— Давайте, — сказал Слатин. Но мужчина не отдал листок. Он прочел:
— Удары гнут деревья вниз…
Слатин подождал и удивился:
— Все?
— Да, но… — сказал мужчина и окаменел. У Слатина мелькнула догадка, он взял из пальцев мужчины листок. В том, как этот листок был исписан, было безумие. Исписан уголок, еще уголок, какая-то черточка, а все остальное чисто. Мужчина как будто понял, что разоблачен, в глазах его появилось что-то хитрое. Должно быть, усилия, которые он делал, чтобы прийти сюда, чтобы вот так держаться (в отделе и потом иногда появлялись такие посетители, и все они до какого-то момента держались), истощали его, и он с облегчением вдруг забормотал:
— У меня много украли… — И назвал две известнейшие песенные строчки. Потом он еще теснее придвинулся к Слатину и замер, уставившись на его затылок. В этот момент и вошел Стульев. Слатин, который так и не решил, что же нужно делать, сказал с облегчением:
— Родион Алексеевич, человек принес стихи.
Стульев взглянул на мужчину, расправил листок и спросил:
— Давно из больницы?
Наверное, сила была в той сумрачной сосредоточенности, с которой Стульев это спросил. Человек вздрогнул и послушно вместе со стулом пересел к столу Родиона Алексеевича. Стульев назвал диагноз. Мужчина кивнул. Он как будто просыпался.
— Зачем пришел?
— Стихи, — забормотал мужчина.
— Ерунда, сам понимаешь, — сказал Родион Алексеевич. — Кем был до больницы?
— Летчиком.
— Что советуют врачи?
— Покой.
— Родственники в деревне есть? Уезжай из города. А в редакцию больше не ходи. Опять в больницу попадешь.
У Слатина не было вот этой решимости спросить и сказать прямо. Когда мужчина ушел, Стульев сказал:
— Меня один сумасшедший задушить хотел.
И приоткрылась еще одна бездна в жизни этого маленького человека. Где-то на Дальнем Востоке он заболел тифом, а потом с нервными осложнениями попал в психиатрическую лечебницу. В палате было несколько человек. Один из них сел на койку Родиона Алексеевича, долго смотрел ему в глаза и сказал:
— Ты шпион, я тебя задушу.
Стульев поманил его пальцем, тот нагнулся, и Родион Алексеевич, глядя ему в глаза, зашептал:
— Шпион скрывается. Не ешь из тарелки, когда принесут. У меня есть лакмусова бумага. Сунешь ее в суп. Если не посинеет, значит, суп не отравлен, — и показал кусок газеты.

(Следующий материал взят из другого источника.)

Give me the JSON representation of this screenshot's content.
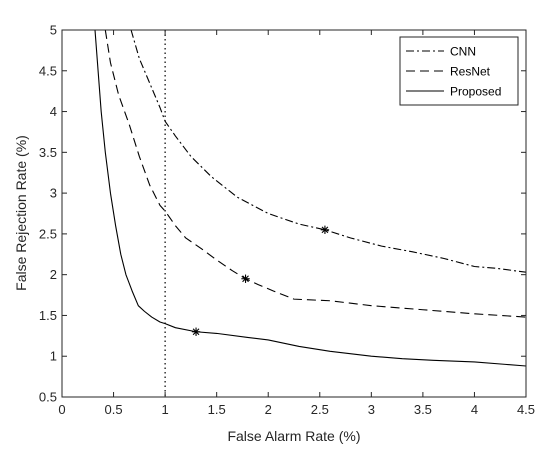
{
  "chart_data": {
    "type": "line",
    "xlabel": "False Alarm Rate (%)",
    "ylabel": "False Rejection Rate (%)",
    "xlim": [
      0,
      4.5
    ],
    "ylim": [
      0.5,
      5
    ],
    "x_ticks": [
      "0",
      "0.5",
      "1",
      "1.5",
      "2",
      "2.5",
      "3",
      "3.5",
      "4",
      "4.5"
    ],
    "y_ticks": [
      "0.5",
      "1",
      "1.5",
      "2",
      "2.5",
      "3",
      "3.5",
      "4",
      "4.5",
      "5"
    ],
    "grid": false,
    "legend_position": "top-right",
    "vertical_reference_line": {
      "x": 1,
      "style": "dotted"
    },
    "series": [
      {
        "name": "CNN",
        "style": "dash-dot",
        "color": "#000000",
        "x": [
          0.67,
          0.75,
          0.85,
          0.95,
          1.0,
          1.1,
          1.25,
          1.45,
          1.7,
          2.0,
          2.3,
          2.55,
          2.8,
          3.1,
          3.4,
          3.7,
          4.0,
          4.2,
          4.5
        ],
        "y": [
          5.0,
          4.65,
          4.35,
          4.05,
          3.88,
          3.7,
          3.45,
          3.2,
          2.95,
          2.75,
          2.62,
          2.55,
          2.45,
          2.35,
          2.28,
          2.2,
          2.1,
          2.08,
          2.03
        ],
        "marker": {
          "x": 2.55,
          "y": 2.55
        }
      },
      {
        "name": "ResNet",
        "style": "dashed",
        "color": "#000000",
        "x": [
          0.42,
          0.47,
          0.55,
          0.65,
          0.75,
          0.85,
          0.95,
          1.0,
          1.1,
          1.2,
          1.35,
          1.5,
          1.65,
          1.78,
          1.9,
          2.05,
          2.25,
          2.6,
          3.0,
          3.5,
          4.0,
          4.5
        ],
        "y": [
          5.0,
          4.6,
          4.2,
          3.85,
          3.45,
          3.1,
          2.85,
          2.78,
          2.6,
          2.45,
          2.32,
          2.18,
          2.05,
          1.95,
          1.88,
          1.8,
          1.7,
          1.68,
          1.62,
          1.57,
          1.52,
          1.48
        ],
        "marker": {
          "x": 1.78,
          "y": 1.95
        }
      },
      {
        "name": "Proposed",
        "style": "solid",
        "color": "#000000",
        "x": [
          0.32,
          0.35,
          0.38,
          0.42,
          0.47,
          0.52,
          0.57,
          0.62,
          0.68,
          0.74,
          0.8,
          0.87,
          0.95,
          1.0,
          1.1,
          1.3,
          1.5,
          1.8,
          2.0,
          2.3,
          2.6,
          3.0,
          3.3,
          3.6,
          4.0,
          4.3,
          4.5
        ],
        "y": [
          5.0,
          4.5,
          4.0,
          3.5,
          3.0,
          2.6,
          2.25,
          2.0,
          1.8,
          1.62,
          1.55,
          1.48,
          1.42,
          1.4,
          1.35,
          1.3,
          1.28,
          1.23,
          1.2,
          1.12,
          1.06,
          1.0,
          0.97,
          0.95,
          0.93,
          0.9,
          0.88
        ],
        "marker": {
          "x": 1.3,
          "y": 1.3
        }
      }
    ]
  }
}
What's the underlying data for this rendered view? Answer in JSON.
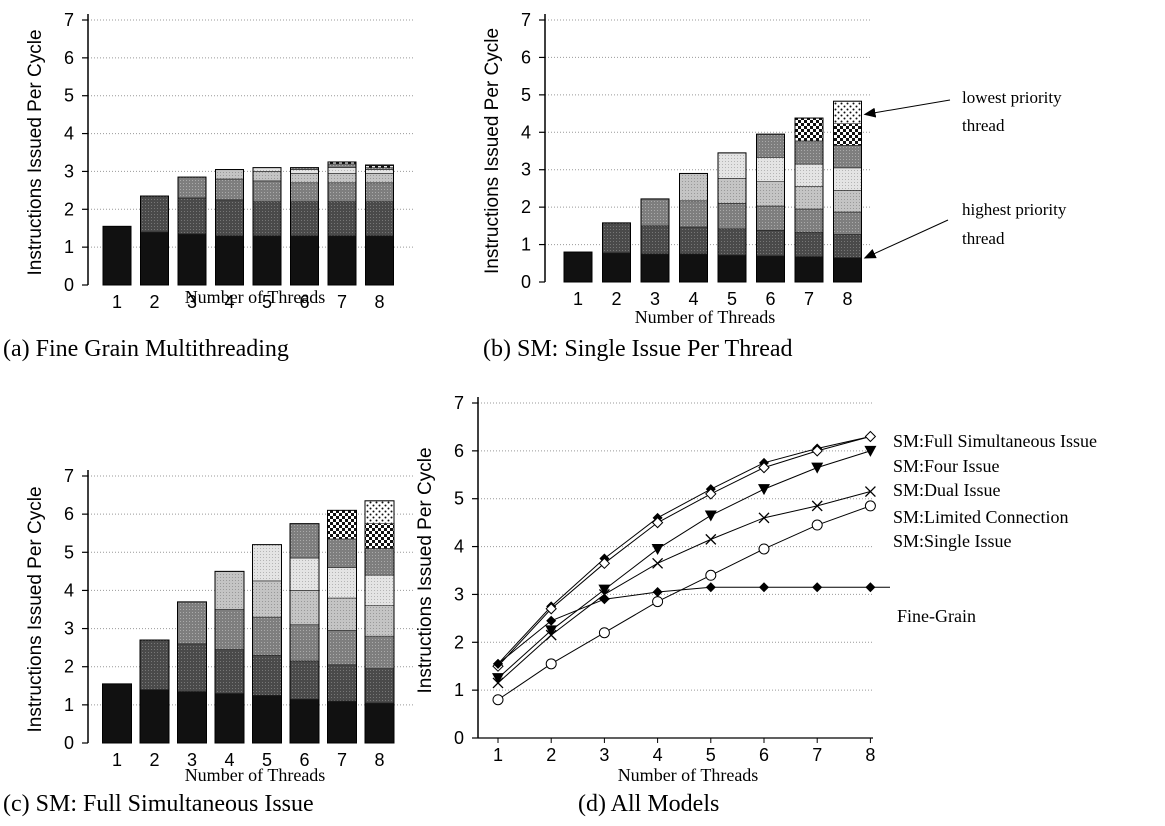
{
  "chart_data": [
    {
      "type": "bar",
      "stacked": true,
      "caption": "(a)  Fine Grain Multithreading",
      "xlabel": "Number of Threads",
      "ylabel": "Instructions Issued Per Cycle",
      "ylim": [
        0,
        7
      ],
      "yticks": [
        "0",
        "1",
        "2",
        "3",
        "4",
        "5",
        "6",
        "7"
      ],
      "categories": [
        "1",
        "2",
        "3",
        "4",
        "5",
        "6",
        "7",
        "8"
      ],
      "grid": "horizontal dotted",
      "stacks": [
        [
          1.55
        ],
        [
          1.4,
          0.95
        ],
        [
          1.35,
          0.95,
          0.55
        ],
        [
          1.3,
          0.95,
          0.55,
          0.25
        ],
        [
          1.3,
          0.9,
          0.55,
          0.25,
          0.1
        ],
        [
          1.3,
          0.9,
          0.5,
          0.25,
          0.1,
          0.05
        ],
        [
          1.3,
          0.9,
          0.5,
          0.25,
          0.15,
          0.1,
          0.05
        ],
        [
          1.3,
          0.9,
          0.5,
          0.25,
          0.1,
          0.05,
          0.05,
          0.02
        ]
      ]
    },
    {
      "type": "bar",
      "stacked": true,
      "caption": "(b)  SM: Single Issue Per Thread",
      "xlabel": "Number of Threads",
      "ylabel": "Instructions Issued Per Cycle",
      "ylim": [
        0,
        7
      ],
      "yticks": [
        "0",
        "1",
        "2",
        "3",
        "4",
        "5",
        "6",
        "7"
      ],
      "categories": [
        "1",
        "2",
        "3",
        "4",
        "5",
        "6",
        "7",
        "8"
      ],
      "grid": "horizontal dotted",
      "annotations": [
        {
          "text": [
            "lowest priority",
            "thread"
          ]
        },
        {
          "text": [
            "highest priority",
            "thread"
          ]
        }
      ],
      "stacks": [
        [
          0.8
        ],
        [
          0.78,
          0.8
        ],
        [
          0.75,
          0.75,
          0.72
        ],
        [
          0.75,
          0.72,
          0.7,
          0.73
        ],
        [
          0.72,
          0.7,
          0.68,
          0.67,
          0.68
        ],
        [
          0.7,
          0.68,
          0.65,
          0.65,
          0.65,
          0.62
        ],
        [
          0.68,
          0.65,
          0.62,
          0.6,
          0.6,
          0.62,
          0.61
        ],
        [
          0.65,
          0.62,
          0.6,
          0.58,
          0.6,
          0.6,
          0.58,
          0.6
        ]
      ]
    },
    {
      "type": "bar",
      "stacked": true,
      "caption": "(c)  SM:  Full Simultaneous Issue",
      "xlabel": "Number of Threads",
      "ylabel": "Instructions Issued Per Cycle",
      "ylim": [
        0,
        7
      ],
      "yticks": [
        "0",
        "1",
        "2",
        "3",
        "4",
        "5",
        "6",
        "7"
      ],
      "categories": [
        "1",
        "2",
        "3",
        "4",
        "5",
        "6",
        "7",
        "8"
      ],
      "grid": "horizontal dotted",
      "stacks": [
        [
          1.55
        ],
        [
          1.4,
          1.3
        ],
        [
          1.35,
          1.25,
          1.1
        ],
        [
          1.3,
          1.15,
          1.05,
          1.0
        ],
        [
          1.25,
          1.05,
          1.0,
          0.95,
          0.95
        ],
        [
          1.15,
          1.0,
          0.95,
          0.9,
          0.85,
          0.9
        ],
        [
          1.1,
          0.95,
          0.9,
          0.85,
          0.8,
          0.75,
          0.75
        ],
        [
          1.05,
          0.9,
          0.85,
          0.8,
          0.8,
          0.7,
          0.65,
          0.6
        ]
      ]
    },
    {
      "type": "line",
      "caption": "(d)  All Models",
      "xlabel": "Number of Threads",
      "ylabel": "Instructions Issued Per Cycle",
      "ylim": [
        0,
        7
      ],
      "yticks": [
        "0",
        "1",
        "2",
        "3",
        "4",
        "5",
        "6",
        "7"
      ],
      "x": [
        1,
        2,
        3,
        4,
        5,
        6,
        7,
        8
      ],
      "grid": "horizontal dotted",
      "series": [
        {
          "name": "SM:Full Simultaneous Issue",
          "marker": "diamond",
          "values": [
            1.55,
            2.75,
            3.75,
            4.6,
            5.2,
            5.75,
            6.05,
            6.3
          ]
        },
        {
          "name": "SM:Four Issue",
          "marker": "diamond-open",
          "values": [
            1.5,
            2.7,
            3.65,
            4.5,
            5.1,
            5.65,
            6.0,
            6.3
          ]
        },
        {
          "name": "SM:Dual Issue",
          "marker": "triangle-down",
          "values": [
            1.25,
            2.25,
            3.1,
            3.95,
            4.65,
            5.2,
            5.65,
            6.0
          ]
        },
        {
          "name": "SM:Limited Connection",
          "marker": "x",
          "values": [
            1.15,
            2.15,
            3.0,
            3.65,
            4.15,
            4.6,
            4.85,
            5.15
          ]
        },
        {
          "name": "SM:Single Issue",
          "marker": "circle-open",
          "values": [
            0.8,
            1.55,
            2.2,
            2.85,
            3.4,
            3.95,
            4.45,
            4.85
          ]
        },
        {
          "name": "Fine-Grain",
          "marker": "diamond",
          "values": [
            1.55,
            2.45,
            2.9,
            3.05,
            3.15,
            3.15,
            3.15,
            3.15
          ]
        }
      ]
    }
  ]
}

— Я довольно быстро выздоровел, — сказал Родион Алексеевич. — Истощен я был, голоден, и врачи держали меня, пока можно было держать. Давали откормиться. А я им плакаты рисовал, карикатуры в стенную газету, стихотворные подписи.

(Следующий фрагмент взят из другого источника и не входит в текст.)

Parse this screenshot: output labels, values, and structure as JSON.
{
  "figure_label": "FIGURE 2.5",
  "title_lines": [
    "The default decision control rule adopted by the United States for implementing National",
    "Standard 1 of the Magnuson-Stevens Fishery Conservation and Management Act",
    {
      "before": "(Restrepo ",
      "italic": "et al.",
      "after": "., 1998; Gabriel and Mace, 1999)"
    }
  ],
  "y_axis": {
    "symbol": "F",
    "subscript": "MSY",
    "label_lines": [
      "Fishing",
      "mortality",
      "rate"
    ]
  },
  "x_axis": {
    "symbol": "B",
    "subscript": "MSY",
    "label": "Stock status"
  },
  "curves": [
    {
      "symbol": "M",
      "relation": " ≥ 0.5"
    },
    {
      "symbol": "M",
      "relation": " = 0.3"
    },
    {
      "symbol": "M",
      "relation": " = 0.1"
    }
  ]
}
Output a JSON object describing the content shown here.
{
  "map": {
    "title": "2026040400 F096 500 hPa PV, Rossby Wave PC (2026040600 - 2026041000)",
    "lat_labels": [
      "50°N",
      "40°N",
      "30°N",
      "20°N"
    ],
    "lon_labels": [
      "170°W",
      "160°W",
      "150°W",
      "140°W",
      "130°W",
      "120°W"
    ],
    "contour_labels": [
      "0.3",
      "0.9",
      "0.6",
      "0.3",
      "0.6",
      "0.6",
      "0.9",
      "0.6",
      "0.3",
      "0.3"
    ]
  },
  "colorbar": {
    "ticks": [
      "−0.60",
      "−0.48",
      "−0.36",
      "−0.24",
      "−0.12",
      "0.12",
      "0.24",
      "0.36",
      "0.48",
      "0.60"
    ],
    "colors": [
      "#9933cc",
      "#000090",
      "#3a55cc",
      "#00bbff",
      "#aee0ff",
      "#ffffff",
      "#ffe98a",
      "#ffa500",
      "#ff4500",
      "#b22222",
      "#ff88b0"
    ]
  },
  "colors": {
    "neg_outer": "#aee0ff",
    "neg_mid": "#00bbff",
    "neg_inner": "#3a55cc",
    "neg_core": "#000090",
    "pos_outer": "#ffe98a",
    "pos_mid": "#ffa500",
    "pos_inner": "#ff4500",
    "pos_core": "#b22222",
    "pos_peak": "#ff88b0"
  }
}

И Слатин, который только что поражался силе духа и находчивости Стульева, подумал, что Родион Алексеевич привык защищаться своими способностями.

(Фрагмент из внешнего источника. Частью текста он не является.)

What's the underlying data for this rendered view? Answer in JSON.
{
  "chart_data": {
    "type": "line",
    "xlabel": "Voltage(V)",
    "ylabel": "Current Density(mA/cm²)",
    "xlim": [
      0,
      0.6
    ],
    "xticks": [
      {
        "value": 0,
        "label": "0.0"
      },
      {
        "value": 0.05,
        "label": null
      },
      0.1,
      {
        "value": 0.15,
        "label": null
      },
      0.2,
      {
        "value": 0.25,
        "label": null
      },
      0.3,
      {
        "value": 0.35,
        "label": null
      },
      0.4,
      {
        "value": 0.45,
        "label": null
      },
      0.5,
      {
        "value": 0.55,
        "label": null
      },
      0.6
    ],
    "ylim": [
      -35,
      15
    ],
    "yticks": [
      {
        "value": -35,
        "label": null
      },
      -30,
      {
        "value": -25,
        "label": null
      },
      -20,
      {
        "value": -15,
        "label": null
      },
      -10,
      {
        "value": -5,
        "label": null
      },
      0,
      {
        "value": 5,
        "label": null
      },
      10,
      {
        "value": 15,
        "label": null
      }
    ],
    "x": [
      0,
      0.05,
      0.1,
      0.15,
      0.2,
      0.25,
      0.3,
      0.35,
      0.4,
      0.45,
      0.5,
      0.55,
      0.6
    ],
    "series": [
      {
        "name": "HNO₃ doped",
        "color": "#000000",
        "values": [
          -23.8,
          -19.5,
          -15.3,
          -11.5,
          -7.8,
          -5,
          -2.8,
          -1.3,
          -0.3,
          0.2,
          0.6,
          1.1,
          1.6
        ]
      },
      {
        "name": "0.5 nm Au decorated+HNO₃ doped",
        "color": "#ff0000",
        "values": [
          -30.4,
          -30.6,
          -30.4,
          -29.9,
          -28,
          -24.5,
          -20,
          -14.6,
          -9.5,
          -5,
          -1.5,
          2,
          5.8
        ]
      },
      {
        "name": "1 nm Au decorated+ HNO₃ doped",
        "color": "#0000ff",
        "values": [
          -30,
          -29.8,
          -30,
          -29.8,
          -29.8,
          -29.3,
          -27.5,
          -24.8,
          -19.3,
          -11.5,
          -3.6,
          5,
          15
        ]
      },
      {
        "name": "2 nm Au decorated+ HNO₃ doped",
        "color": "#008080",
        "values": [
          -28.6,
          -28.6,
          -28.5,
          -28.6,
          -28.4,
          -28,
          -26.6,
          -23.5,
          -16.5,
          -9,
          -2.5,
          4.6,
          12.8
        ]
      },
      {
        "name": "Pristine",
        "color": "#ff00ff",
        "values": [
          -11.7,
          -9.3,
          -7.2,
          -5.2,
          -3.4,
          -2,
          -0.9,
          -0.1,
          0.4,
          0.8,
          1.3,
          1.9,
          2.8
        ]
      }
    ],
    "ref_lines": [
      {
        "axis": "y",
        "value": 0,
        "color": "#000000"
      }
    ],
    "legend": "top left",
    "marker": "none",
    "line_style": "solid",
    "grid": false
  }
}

Домой Слатин обычно уходил со Стульевым. Стульев говорил:
— Я люблю приходить домой.
Он и в перерыве бегал обедать домой, а не спускался в пирожковую. По улице он шел с тем же выражением сосредоточенности и отрешенности на лице. Слатину он говорил:
— Мать жены три года с постели не вставала перед смертью, а я все равно любил домой приходить. Вначале она меня невзлюбила, просила Лину: «Прогони его!» А потом Лину прогоняла: «Уйди, ты не умеешь».
Иногда он сообщал:
— Работал до утра, писал «настоящую» пьесу.
— Устал?
— Мне было интересно. Я дома работаю. Я вообще люблю, когда много работы.
Слатин смотрел на неряшливо выбритого, уже седеющего Стульева и думал, что, может быть, и не нашел бы своего горения, не пришел бы к этому чувству, если бы начал работать в газете с другим напарником.
И когда редактор приходил в отдел к концу рабочего дня и спрашивал, куда они собираются, Слатин вслед за Стульевым смело отвечал:
— Домой, Петр Яковлевич. Дома я работаю.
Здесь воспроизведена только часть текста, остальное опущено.